I don’t really care that much. I always failed to understand the whole virgin as a vocation thing.
Perhaps it is meant to not exclude women who lost their virginity in some way they did not consent to (rape, sexual abuse including when they were a child) or in some way not involving sex (you can lose your hymen in all kinds of non-sexual ways).
How is a woman verified to be a virgin anyway? Is any of this even enforceable to begin with?
Discerners can be brutally honest about their pasts. I know of one woman who was raped, but stayed chaste, and she was encouraged to look into becoming a CV. She didn’t have an attraction to the vocation, so she didn’t.
I know of two Dominican convents who inquire about a woman’s “status.” If not a virgin, no admission.
That is not loss of virginity. Being a victim of a violent act has nothing to do with virginity! Assault is an act of violence, not a sexual act–and certainly not one with the complicity of the victim!
This is highly unusual in 2018. It was also highly unusual in the past. At least 4 founders in the late 19th-century US were divorced (many more were widows), and at least 2 were unwed mothers.
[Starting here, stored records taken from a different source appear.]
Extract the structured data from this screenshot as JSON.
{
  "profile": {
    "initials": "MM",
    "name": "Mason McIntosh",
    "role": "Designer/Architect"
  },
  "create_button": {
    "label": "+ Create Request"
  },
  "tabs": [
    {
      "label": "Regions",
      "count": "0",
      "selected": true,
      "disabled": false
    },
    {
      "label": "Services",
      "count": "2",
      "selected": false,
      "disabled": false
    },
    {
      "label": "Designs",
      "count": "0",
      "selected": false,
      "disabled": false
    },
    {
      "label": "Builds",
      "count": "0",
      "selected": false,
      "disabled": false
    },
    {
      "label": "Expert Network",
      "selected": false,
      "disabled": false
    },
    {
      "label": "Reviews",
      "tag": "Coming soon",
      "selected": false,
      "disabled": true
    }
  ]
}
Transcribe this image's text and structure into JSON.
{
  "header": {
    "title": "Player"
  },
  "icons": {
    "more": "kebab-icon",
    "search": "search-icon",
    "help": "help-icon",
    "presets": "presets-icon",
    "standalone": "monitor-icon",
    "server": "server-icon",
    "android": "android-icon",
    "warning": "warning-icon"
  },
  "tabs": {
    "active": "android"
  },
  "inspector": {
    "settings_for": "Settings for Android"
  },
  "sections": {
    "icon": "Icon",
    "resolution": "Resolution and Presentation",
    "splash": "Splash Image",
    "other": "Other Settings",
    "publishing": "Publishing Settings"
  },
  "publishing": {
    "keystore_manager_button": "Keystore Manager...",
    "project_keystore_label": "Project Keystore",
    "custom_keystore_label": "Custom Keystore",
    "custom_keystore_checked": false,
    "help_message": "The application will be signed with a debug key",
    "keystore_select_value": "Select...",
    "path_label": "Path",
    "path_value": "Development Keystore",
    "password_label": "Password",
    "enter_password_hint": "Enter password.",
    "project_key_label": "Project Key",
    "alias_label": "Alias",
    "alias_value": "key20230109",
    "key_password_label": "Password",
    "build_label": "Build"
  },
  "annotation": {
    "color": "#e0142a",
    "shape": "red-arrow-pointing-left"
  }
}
They could lose an awful lot of vocations like that. I spent a year with the Dominicans. Virginity is not an essential part of their charism at all. I don’t get why they would adopt this rule.
They’d care if the ladies were becoming consecrated virgins.
Technically speaking, virginity is a physical attribute in women that is “destroyed” when sexual activity occurs for the first time.
My point is that consecrated virginity was never an essential attribute of the Dominican order. You don’t have to be a virgin to be a Dominican nun.
Please read some serious work on rape and sexual assault. Anyone who defines rape as “destroying” a woman’s virginity, or who sees it as “sexual activity” doesn’t understand what rape is. I realize this is not a place for debate, but you are simply not right. There is a lot you can read about what rape is and is not. I hope you will do so.
Yeah I don’t really get it either.
I thought consecrated virgins and joining a religious order such as the Dominicans were two different things.
Religious orders rarely consecrate their virgins anymore. I think Stanbrook Abbey Benedictines are the only holdouts on this.
The article is talking about the Vatican muddying the waters in regards to the criteria for a consecrated virgin. The criteria has always required that the woman had never engaged in consensual sexual relations. This document says that a woman practicing “Second Virginity” would be accepted.
The two Dominican convents are in the US, and yes, they lose vocations because of the virginity requirement. Virginity is very highly esteemed in the Dominican Order.
One emerging community that never got past the Foundress insisted on virginity, no abortions, and no previous marriages. I told her that virgins were going to be rare these days. She called me back, very flustered, and protested what I had told her. They also refused to get a web presence. As I said, they didn’t attract vocations.
To clarify, those practicing Second Virginity, whose liaisons were not public knowledge, are supposedly eligible for the Order of Virgins.
It could effect their life as a Dominican.
Dioceses want to know if a young man is a virgin in the application for seminary…
That’s a very outdated definition, back when people didn’t even know there are women who are born without a hymen, or that it can break during non sexual activities. It hurts to think about all the women who were injured or killed in the past because they failed to produce a bloody sheet on the night of their wedding.
Rape is a violent and sexual act though. The most common definition of a virgin is someone who did not have sex yet. Rape is forced sex. Some people are a little PC and choose to define it as someone who did not willingly have sex. I’m assuming the Church did that too because it’s not ‘fair’ to exclude women from a Vocation because of a choice they didn’t make.
Why is that though? I assume that since the Church believes in us becoming ‘new’ after confession, social constructs like virginity should not matter after they confessed.